Procurement guidance on COVID-19
Ireland's Office of Government Procurement (OGP) and the HSE have published information on procurement and COVID-19. The OGP Information Note is available here and aims to support public bodies in managing their procurements during the pandemic. The Information Note advises public bodies to examine their supplier base and supply chain and to take appropriate action to ensure continuity of essential services. The Note outlines the circumstances where the negotiated procedure without prior publication can be used for above threshold procurements. The Information Note also reminds contracting authorities of their obligations to document the reasons for choosing a non-competitive procedure and to retain these for audit purposes. There are various reporting obligations under the Code of Practice for the Governance of State Bodies and Government circulars in relation to non-competitive procurements.
The procurement division of the HSE have put a HBS Procurement COVID-19 Customer Service single point of contact in place in order to manage the supply and replenishment of all personal protective equipment (HBS COVID-19).

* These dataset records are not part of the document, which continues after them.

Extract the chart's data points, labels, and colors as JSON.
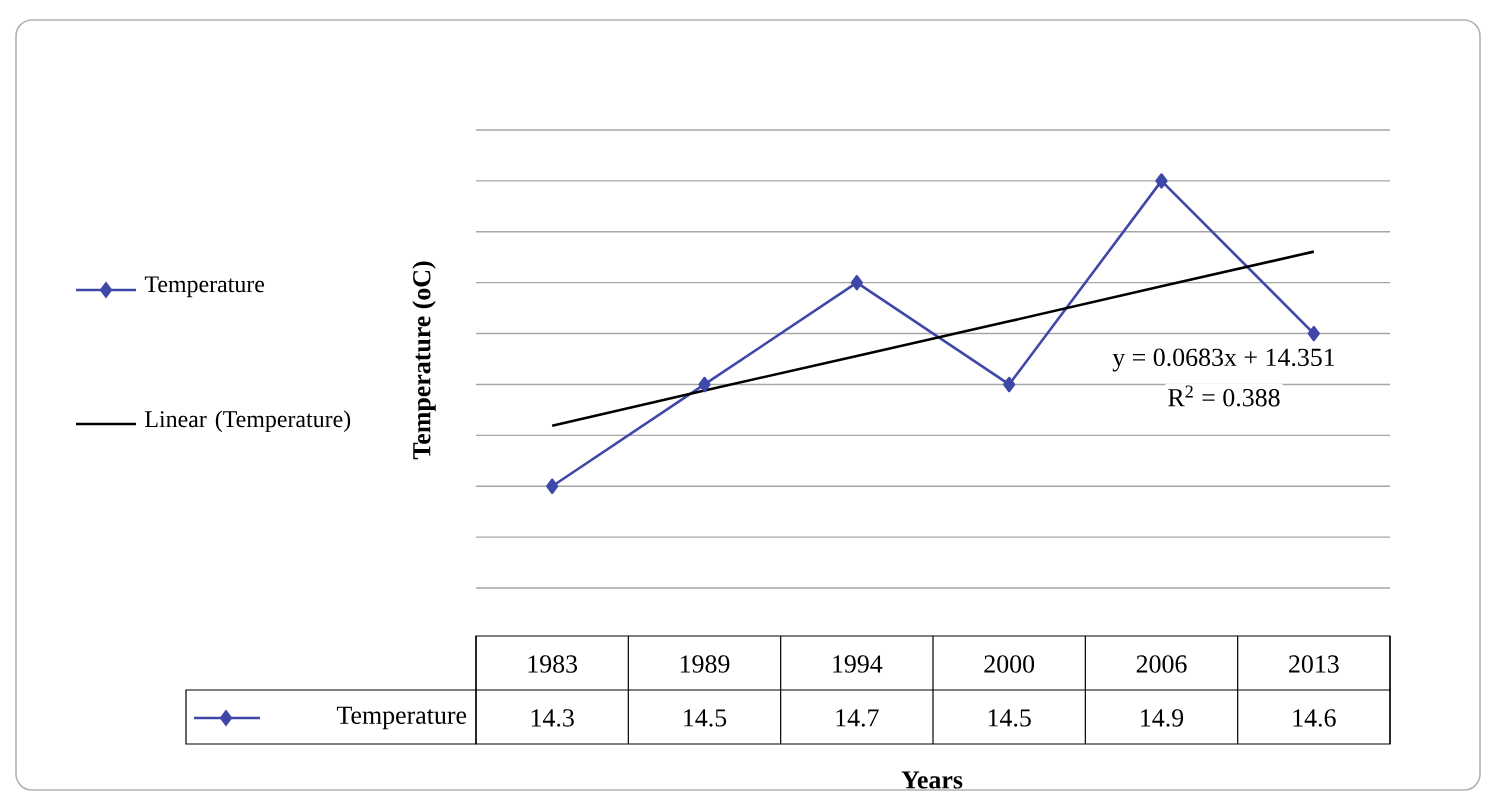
{
  "chart_data": {
    "type": "line",
    "xlabel": "Years",
    "ylabel": "Temperature  (oC)",
    "categories": [
      "1983",
      "1989",
      "1994",
      "2000",
      "2006",
      "2013"
    ],
    "series": [
      {
        "name": "Temperature",
        "color": "#3f48a8",
        "values": [
          14.3,
          14.5,
          14.7,
          14.5,
          14.9,
          14.6
        ],
        "value_labels": [
          "14.3",
          "14.5",
          "14.7",
          "14.5",
          "14.9",
          "14.6"
        ],
        "marker": "diamond"
      },
      {
        "name": "Linear (Temperature)",
        "type": "line",
        "color": "#000000",
        "values": [
          14.419,
          14.488,
          14.556,
          14.624,
          14.693,
          14.761
        ],
        "marker": "none"
      }
    ],
    "ylim": [
      14.1,
      15.0
    ],
    "yticks": [
      {
        "value": 14.1,
        "label": null
      },
      {
        "value": 14.2,
        "label": null
      },
      {
        "value": 14.3,
        "label": null
      },
      {
        "value": 14.4,
        "label": null
      },
      {
        "value": 14.5,
        "label": null
      },
      {
        "value": 14.6,
        "label": null
      },
      {
        "value": 14.7,
        "label": null
      },
      {
        "value": 14.8,
        "label": null
      },
      {
        "value": 14.9,
        "label": null
      },
      {
        "value": 15.0,
        "label": null
      }
    ],
    "grid": "y",
    "legend": "left",
    "annotations": [
      "y = 0.0683x  + 14.351",
      "R$^{2}$ = 0.388"
    ]
  }
}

The HSE has also indicated that it is procuring in accordance with the guidelines outlined in the World Health Organisation Operational Support and Logistics Disease Commodity Packages which sets out specifications for various medical devices and commodities that may be procured during the COVID-19 pandemic.
Remedies for Procurement Breaches
Irish law provides for a 30-day limitation period within which the process for review of a public contract EU procurement rules must be instigated. Such an application involves bringing a statutory form of judicial review proceedings in the High Court under Order 84A of the Rules of the Superior Courts. This is a strict time limit although the courts have discretion to extend it where there is "good reason". While there are currently some restrictions on the Irish courts system due to COVID-19, the 30-day limitation period (which is a statutory limitation period) still applies. However, the High Court may grant leave on the application of an intending applicant to extend the limitation period - a number of such applications have been made in the Irish courts (usually with the consent of both parties) and the Courts have generally been amenable to granting the extension.